Still Fighting Over the Turner Prize


Anish Kapoor, who won the award in 1991, said in an interview that he welcomed the Turner Prize’s political turn in the context of an art world “obsessed with money.”

“I dare to think of it as an anticapitalist move in miniature,” Kapoor said, adding that all the nominees were “very clear that theirs is a social agenda, that art can make deep and real psychic change.”

Such arguments ring hollow to the Turner Prize’s long-term critics.
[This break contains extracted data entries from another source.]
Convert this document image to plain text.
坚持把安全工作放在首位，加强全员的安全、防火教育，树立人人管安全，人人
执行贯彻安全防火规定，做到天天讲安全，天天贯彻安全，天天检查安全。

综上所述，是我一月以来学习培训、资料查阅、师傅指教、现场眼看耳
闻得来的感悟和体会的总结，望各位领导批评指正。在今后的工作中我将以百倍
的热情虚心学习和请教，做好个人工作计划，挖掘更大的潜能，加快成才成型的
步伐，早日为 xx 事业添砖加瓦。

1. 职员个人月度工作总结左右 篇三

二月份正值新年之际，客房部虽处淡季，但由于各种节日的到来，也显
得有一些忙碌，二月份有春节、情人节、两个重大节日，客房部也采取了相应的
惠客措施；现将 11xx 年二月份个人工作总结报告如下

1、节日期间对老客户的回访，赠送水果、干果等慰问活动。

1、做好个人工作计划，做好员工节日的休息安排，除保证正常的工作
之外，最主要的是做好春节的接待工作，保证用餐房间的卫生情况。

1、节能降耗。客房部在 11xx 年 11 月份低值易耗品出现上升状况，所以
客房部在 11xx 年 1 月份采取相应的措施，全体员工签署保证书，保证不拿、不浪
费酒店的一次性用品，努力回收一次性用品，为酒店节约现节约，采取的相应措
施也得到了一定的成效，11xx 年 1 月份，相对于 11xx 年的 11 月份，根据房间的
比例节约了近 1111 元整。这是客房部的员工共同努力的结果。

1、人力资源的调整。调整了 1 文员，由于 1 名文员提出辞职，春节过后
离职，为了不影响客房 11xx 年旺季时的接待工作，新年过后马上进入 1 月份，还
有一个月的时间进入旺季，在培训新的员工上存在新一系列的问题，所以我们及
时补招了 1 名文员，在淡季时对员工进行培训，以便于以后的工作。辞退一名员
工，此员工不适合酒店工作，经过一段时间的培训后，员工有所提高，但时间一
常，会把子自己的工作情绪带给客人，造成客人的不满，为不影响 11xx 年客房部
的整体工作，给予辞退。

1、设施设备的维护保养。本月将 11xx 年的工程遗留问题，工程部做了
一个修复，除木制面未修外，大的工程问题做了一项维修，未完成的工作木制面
Michael Sandle, a self-described “radical traditionalist” who has never been nominated for the award, said, “It’s all well and good having these views, which are probably genuine — but where is the bloody art?”

“That’s what I want to see, expressed powerfully through an artist,” he said: The prize’s organizers should stop trying to “get on any fashionable bandwagon.”

But artists working together isn’t such a break with the past, said Iwona Blazwick, the artistic director of the Whitechapel Gallery, a London museum. “One hundred years ago, the avant-garde was defined by groups,” she said. “The jury was absolutely correct in recognizing that this is a very powerful, artistic impulse. It doesn’t mean that we will never see a prize for painting or a single practitioner.”

Even some of the nominated artists, however, have criticized Tate for trying to boost its credibility by embracing social justice trends. Just days after B.O.S.S.’s nomination was announced, in May, the group posted a message on Instagram accusing arts institutions of “exploitative practices in prize culture.” The statement added that, for award organizers, “Black, brown, working class, disabled, queer bodies are desirable, quickly dispensable, but never sustainably cared for.”